M. François Kart, président; M. André Jomini et M. Rémy Balli, juges.

 

Recourantes

 

X.________, à 1********,

 

  

Autorité intimée

 

Département des infrastructures et des ressources humaines, représenté par le Service des routes,

  

Autorité concernée

 

Service des forêts, de la faune et de la nature,

  

 

Objet

          

 

Recours X.________ c/ décision du Département des infrastructures et des ressources humaines du 13 novembre 2012 (interdiction de circuler sur les berges de la Broye - Publication FAO du 13 novembre 2012)

 

La Cour de droit administratif et public

-        vu le recours déposé le 7 décembre 2012 par X.________,

-        vu l'accusé de réception impartissant un délai au 31 décembre 2012 pour effectuer un dépôt de garantie, sous peine d'irrecevabilité du recours,

Considérant

-        que l'avance requise n'a pas été effectuée dans le délai prescrit,

-        que le tribunal ne peut ainsi entrer en matière sur le recours (art. 47 al. 3 de la loi du 28 octobre 2008 sur la procédure administrative [LPA-VD ; RSV 173.36]),


Par ces motifs
 la Cour de droit administratif et public
du Tribunal cantonal
arrête:

 

I.                       Le recours est irrecevable.

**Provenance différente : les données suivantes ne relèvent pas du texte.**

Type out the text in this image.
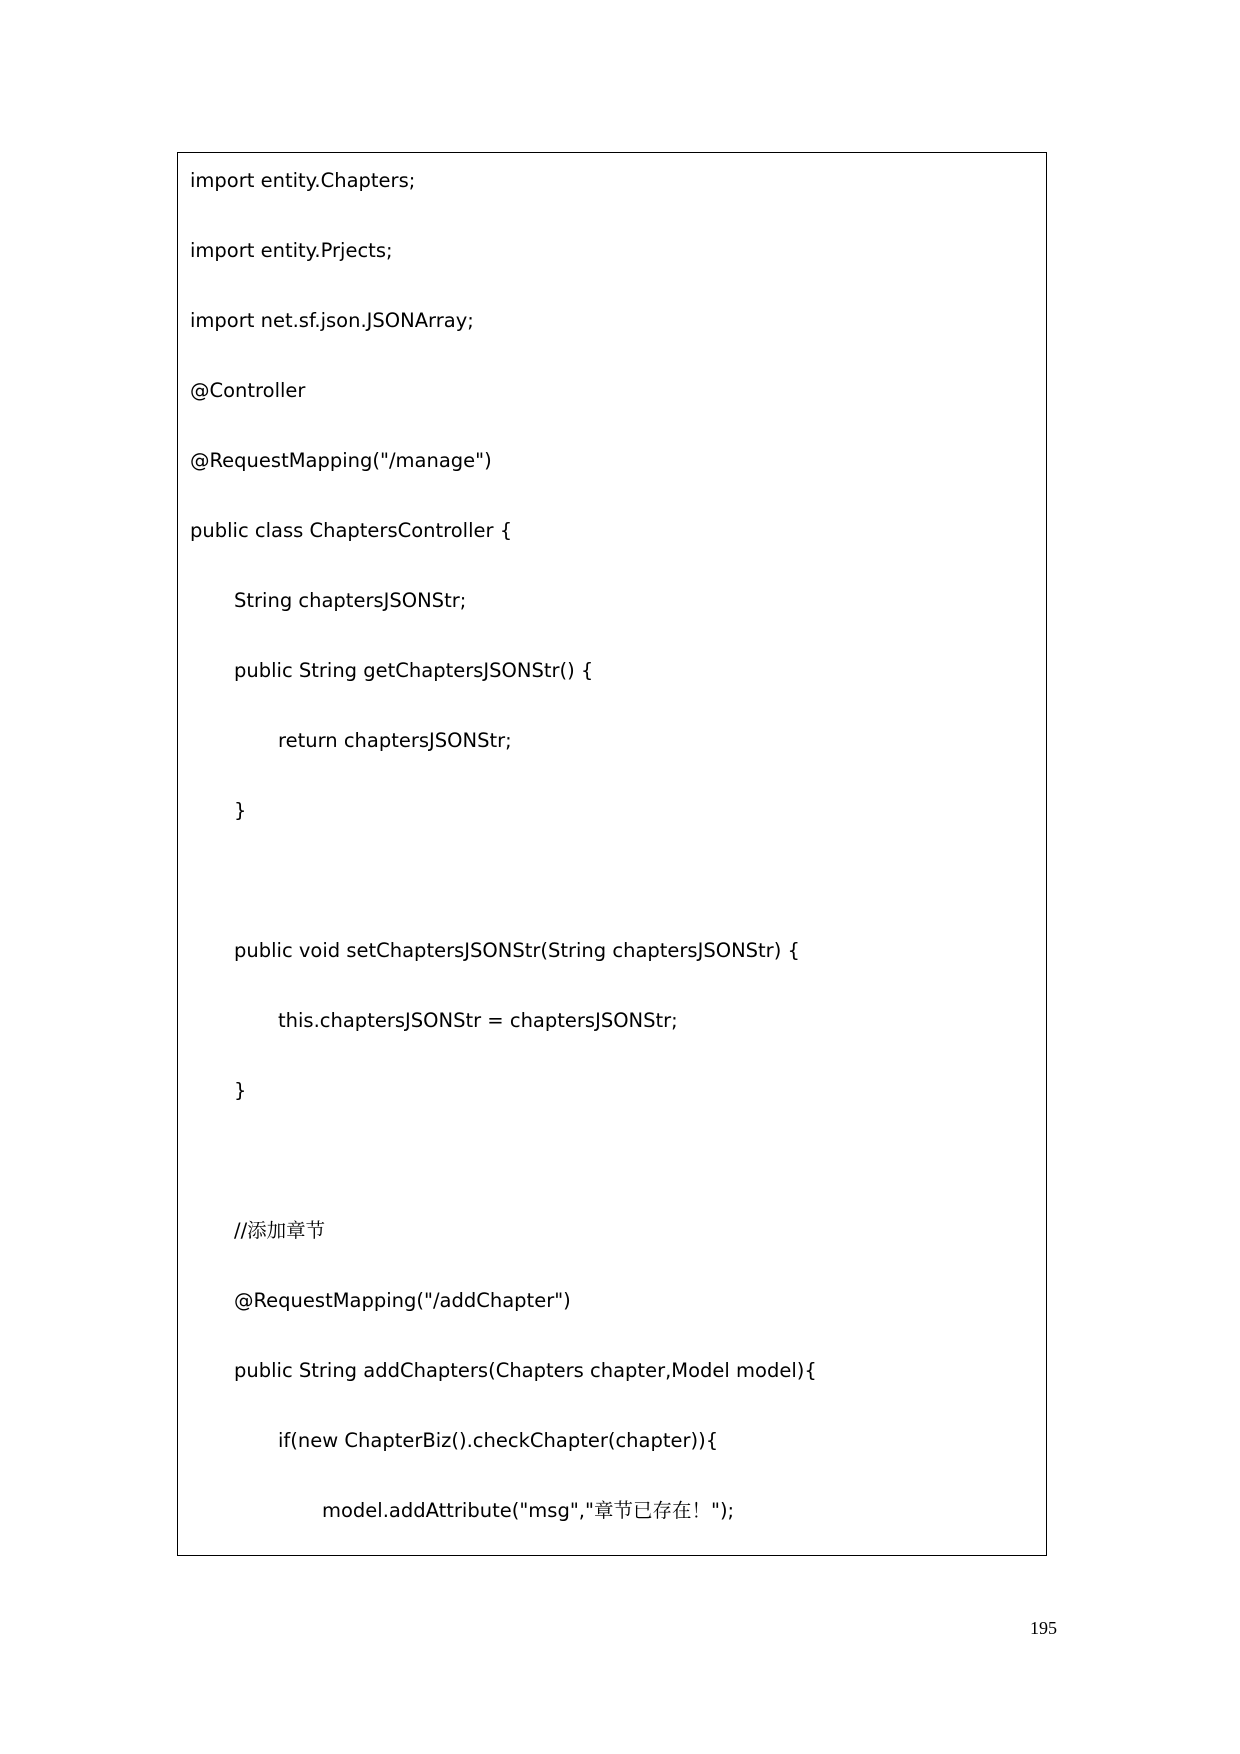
import entity.Chapters;
import entity.Prjects;
import net.sf.json.JSONArray;
@Controller
@RequestMapping("/manage")
public class ChaptersController {
String chaptersJSONStr;
public String getChaptersJSONStr() {
return chaptersJSONStr;
}
public void setChaptersJSONStr(String chaptersJSONStr) {
this.chaptersJSONStr = chaptersJSONStr;
}
//添加章节
@RequestMapping("/addChapter")
public String addChapters(Chapters chapter,Model model){
if(new ChapterBiz().checkChapter(chapter)){
model.addAttribute("msg","章节已存在！");
195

II.                      Il n'est pas perçu d'émolument, ni alloué de dépens.

III.                    Une éventuelle avance de frais tardive sera restituée.

 

Lausanne, le 11 janvier 2013

 

Le président:

 

 

Le présent arrêt est communiqué aux destinataires de l'avis d'envoi ci-joint.

Il peut faire l'objet, dans les trente jours suivant sa notification, d'un recours au Tribunal fédéral. Le recours en matière de droit public s'exerce aux conditions des articles 82 ss de la loi du 17 juin 2005 sur le Tribunal fédéral (LTF - RS 173.110), le recours constitutionnel subsidiaire à celles des articles 113 ss LTF. Le mémoire de recours doit être rédigé dans une langue officielle, indiquer les conclusions, les motifs et les moyens de preuve, et être signé. Les motifs doivent exposer succinctement en quoi l’acte attaqué viole le droit. Les pièces invoquées comme moyens de preuve doivent être jointes au mémoire, pour autant qu’elles soient en mains de la partie; il en va de même de la décision attaquée.